À cent lieues de Paris, nous conservons facilement le souvenir de l’ancienne vie parisienne, car elle s’est transportée chez nous peu à peu, avec ses bons et ses mauvais côtés, ses avantages et ses inconvénients.

Nos loyers de 1865 sont à peu près les mêmes que vous payiez il y a vingt ans ; le vin, la viande et toutes les denrées se vendent en province aux anciens prix de Paris ; l’élégance des femmes, le jeu et les autres plaisirs des hommes ont atteint le niveau parisien de 1840, sans le dépasser visiblement.
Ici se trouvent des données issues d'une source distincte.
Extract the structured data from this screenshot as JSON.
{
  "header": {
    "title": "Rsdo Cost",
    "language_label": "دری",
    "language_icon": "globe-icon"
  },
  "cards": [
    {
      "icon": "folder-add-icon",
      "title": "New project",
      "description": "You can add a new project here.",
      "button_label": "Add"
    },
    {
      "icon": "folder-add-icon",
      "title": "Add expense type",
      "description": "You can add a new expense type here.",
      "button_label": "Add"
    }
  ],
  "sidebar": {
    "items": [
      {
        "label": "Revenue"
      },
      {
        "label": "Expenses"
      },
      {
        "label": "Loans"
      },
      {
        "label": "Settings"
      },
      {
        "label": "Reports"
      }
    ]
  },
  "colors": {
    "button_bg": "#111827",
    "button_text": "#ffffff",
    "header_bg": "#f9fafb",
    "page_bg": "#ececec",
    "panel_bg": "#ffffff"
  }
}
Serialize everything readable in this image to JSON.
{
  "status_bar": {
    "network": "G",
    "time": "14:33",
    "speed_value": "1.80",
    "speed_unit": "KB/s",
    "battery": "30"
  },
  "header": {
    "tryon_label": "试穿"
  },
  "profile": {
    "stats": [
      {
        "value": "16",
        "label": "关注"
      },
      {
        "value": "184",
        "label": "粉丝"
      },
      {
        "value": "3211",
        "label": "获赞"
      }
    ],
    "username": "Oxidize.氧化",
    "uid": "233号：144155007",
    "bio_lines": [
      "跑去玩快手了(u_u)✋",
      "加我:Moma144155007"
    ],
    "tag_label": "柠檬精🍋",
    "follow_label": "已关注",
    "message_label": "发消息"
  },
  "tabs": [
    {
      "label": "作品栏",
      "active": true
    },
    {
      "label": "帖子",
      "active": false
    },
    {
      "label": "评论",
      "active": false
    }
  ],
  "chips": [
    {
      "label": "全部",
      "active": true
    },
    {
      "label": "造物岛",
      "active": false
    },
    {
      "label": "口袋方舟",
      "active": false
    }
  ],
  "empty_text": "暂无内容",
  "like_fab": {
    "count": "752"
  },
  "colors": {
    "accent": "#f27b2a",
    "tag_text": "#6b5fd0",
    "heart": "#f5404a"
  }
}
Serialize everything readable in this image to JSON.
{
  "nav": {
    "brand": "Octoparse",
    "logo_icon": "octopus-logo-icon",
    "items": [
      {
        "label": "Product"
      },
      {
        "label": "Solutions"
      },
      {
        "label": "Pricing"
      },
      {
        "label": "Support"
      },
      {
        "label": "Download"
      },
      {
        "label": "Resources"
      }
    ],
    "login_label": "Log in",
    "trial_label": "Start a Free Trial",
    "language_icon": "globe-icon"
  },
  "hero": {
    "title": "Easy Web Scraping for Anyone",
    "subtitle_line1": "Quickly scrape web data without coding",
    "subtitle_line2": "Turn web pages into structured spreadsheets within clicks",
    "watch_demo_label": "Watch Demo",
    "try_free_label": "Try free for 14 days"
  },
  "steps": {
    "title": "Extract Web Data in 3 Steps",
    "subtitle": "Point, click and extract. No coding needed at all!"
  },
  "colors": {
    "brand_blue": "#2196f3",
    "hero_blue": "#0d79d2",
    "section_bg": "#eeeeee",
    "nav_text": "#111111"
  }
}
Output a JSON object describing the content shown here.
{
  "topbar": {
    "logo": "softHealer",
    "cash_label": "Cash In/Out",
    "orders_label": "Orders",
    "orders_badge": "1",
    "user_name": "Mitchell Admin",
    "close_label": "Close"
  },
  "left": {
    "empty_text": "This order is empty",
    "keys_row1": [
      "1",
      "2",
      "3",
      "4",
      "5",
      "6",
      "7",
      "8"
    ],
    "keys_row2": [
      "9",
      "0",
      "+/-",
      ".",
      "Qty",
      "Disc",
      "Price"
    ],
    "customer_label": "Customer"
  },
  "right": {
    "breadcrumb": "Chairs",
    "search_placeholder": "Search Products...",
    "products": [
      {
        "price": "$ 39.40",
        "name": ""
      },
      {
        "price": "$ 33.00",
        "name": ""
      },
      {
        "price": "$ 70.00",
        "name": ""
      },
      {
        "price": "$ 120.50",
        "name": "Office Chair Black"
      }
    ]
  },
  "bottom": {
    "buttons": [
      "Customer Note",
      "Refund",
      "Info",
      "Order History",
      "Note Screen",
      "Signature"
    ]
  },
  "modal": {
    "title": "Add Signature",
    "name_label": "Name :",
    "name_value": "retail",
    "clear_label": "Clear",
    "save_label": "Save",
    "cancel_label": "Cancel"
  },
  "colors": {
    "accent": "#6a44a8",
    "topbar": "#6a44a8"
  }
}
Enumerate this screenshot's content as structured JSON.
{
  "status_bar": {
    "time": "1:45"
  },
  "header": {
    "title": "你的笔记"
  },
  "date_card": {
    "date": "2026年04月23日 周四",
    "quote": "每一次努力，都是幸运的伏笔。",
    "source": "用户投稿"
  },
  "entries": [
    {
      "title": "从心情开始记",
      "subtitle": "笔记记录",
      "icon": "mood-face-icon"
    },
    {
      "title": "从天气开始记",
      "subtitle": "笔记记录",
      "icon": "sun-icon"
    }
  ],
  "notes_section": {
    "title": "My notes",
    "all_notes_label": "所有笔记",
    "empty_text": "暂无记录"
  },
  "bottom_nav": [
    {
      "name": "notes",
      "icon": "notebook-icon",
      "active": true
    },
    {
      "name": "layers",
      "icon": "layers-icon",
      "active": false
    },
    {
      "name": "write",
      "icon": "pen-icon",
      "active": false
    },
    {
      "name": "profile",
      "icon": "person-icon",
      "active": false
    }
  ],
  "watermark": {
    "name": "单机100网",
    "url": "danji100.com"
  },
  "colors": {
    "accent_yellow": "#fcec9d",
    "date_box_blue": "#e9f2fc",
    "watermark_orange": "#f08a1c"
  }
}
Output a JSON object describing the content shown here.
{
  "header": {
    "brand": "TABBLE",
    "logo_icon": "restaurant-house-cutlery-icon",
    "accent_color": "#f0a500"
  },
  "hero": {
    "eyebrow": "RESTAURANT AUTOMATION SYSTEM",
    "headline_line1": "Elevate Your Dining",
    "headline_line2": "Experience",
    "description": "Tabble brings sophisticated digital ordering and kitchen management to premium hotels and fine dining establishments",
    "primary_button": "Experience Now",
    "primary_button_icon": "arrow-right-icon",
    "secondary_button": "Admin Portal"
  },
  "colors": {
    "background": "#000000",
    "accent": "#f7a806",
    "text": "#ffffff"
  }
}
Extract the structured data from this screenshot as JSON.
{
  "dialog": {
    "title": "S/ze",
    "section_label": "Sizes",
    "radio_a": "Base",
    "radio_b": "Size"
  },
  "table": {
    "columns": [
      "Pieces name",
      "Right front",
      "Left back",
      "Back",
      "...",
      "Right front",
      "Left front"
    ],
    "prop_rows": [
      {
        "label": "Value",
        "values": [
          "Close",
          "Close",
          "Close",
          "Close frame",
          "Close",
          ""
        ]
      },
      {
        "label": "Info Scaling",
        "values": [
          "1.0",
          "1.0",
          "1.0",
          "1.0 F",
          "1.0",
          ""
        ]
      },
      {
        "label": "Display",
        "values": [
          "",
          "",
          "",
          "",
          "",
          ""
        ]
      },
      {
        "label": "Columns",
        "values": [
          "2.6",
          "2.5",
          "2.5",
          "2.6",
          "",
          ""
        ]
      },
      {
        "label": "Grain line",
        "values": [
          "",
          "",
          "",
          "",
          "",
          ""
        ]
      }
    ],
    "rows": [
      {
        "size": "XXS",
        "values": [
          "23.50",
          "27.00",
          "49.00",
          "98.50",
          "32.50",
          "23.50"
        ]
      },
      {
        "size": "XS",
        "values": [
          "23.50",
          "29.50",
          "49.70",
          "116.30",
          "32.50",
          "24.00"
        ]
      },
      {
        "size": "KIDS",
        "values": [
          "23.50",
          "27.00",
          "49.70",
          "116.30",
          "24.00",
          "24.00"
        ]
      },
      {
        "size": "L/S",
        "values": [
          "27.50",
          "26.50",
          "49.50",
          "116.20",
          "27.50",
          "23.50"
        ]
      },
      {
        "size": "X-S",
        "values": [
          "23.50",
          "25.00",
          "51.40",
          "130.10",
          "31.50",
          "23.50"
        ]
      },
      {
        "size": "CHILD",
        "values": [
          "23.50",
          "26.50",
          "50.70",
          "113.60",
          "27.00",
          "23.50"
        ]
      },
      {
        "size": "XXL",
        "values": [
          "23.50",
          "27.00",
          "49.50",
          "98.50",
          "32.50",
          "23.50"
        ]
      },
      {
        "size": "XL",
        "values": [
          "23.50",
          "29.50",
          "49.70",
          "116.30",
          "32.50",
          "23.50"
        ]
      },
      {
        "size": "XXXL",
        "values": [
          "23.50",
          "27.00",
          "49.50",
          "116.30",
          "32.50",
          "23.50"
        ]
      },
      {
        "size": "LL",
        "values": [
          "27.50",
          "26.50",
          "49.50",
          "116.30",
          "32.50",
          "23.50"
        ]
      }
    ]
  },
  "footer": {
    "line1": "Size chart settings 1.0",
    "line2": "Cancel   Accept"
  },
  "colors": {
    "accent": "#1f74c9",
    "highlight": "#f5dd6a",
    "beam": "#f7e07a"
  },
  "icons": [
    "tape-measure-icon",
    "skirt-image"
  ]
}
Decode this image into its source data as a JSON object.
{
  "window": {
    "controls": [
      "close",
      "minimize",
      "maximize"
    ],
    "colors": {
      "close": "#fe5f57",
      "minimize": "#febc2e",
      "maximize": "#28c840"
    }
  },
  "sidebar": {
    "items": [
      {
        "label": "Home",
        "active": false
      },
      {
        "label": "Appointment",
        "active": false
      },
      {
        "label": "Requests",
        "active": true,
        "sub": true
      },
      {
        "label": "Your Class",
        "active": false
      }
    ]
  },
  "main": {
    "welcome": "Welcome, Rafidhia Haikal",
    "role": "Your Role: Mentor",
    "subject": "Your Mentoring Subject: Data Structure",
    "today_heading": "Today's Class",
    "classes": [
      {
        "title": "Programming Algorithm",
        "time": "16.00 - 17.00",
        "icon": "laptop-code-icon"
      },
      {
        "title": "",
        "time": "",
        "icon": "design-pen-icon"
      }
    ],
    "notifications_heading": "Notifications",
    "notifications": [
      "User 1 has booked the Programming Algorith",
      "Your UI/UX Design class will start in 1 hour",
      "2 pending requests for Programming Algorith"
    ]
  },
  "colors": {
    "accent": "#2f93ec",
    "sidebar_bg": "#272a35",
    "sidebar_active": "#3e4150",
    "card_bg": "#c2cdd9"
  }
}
Le bourgeois de Nancy ne ressemble pas mal au bourgeois de Paris dans les pièces de M. Scribe ; les vieux célibataires de Metz ou de Besançon semblent calqués sur les types de Béranger ; la jeunesse dorée de Marseille ou du Havre me représente assez exactement les héros parisiens de Balzac. Si la grisette rieuse et désintéressée, si l’artiste chevelu se trouvent encore en quelque lieu, c’est en province. Vous souvient-il de Bernardet, ce médecin de la Camaraderie, que Régnier représente avec tant de verve et d’esprit ? Il a quitté Paris depuis plus de vingt ans ; si vous voulez le voir, il faut courir à cent lieues.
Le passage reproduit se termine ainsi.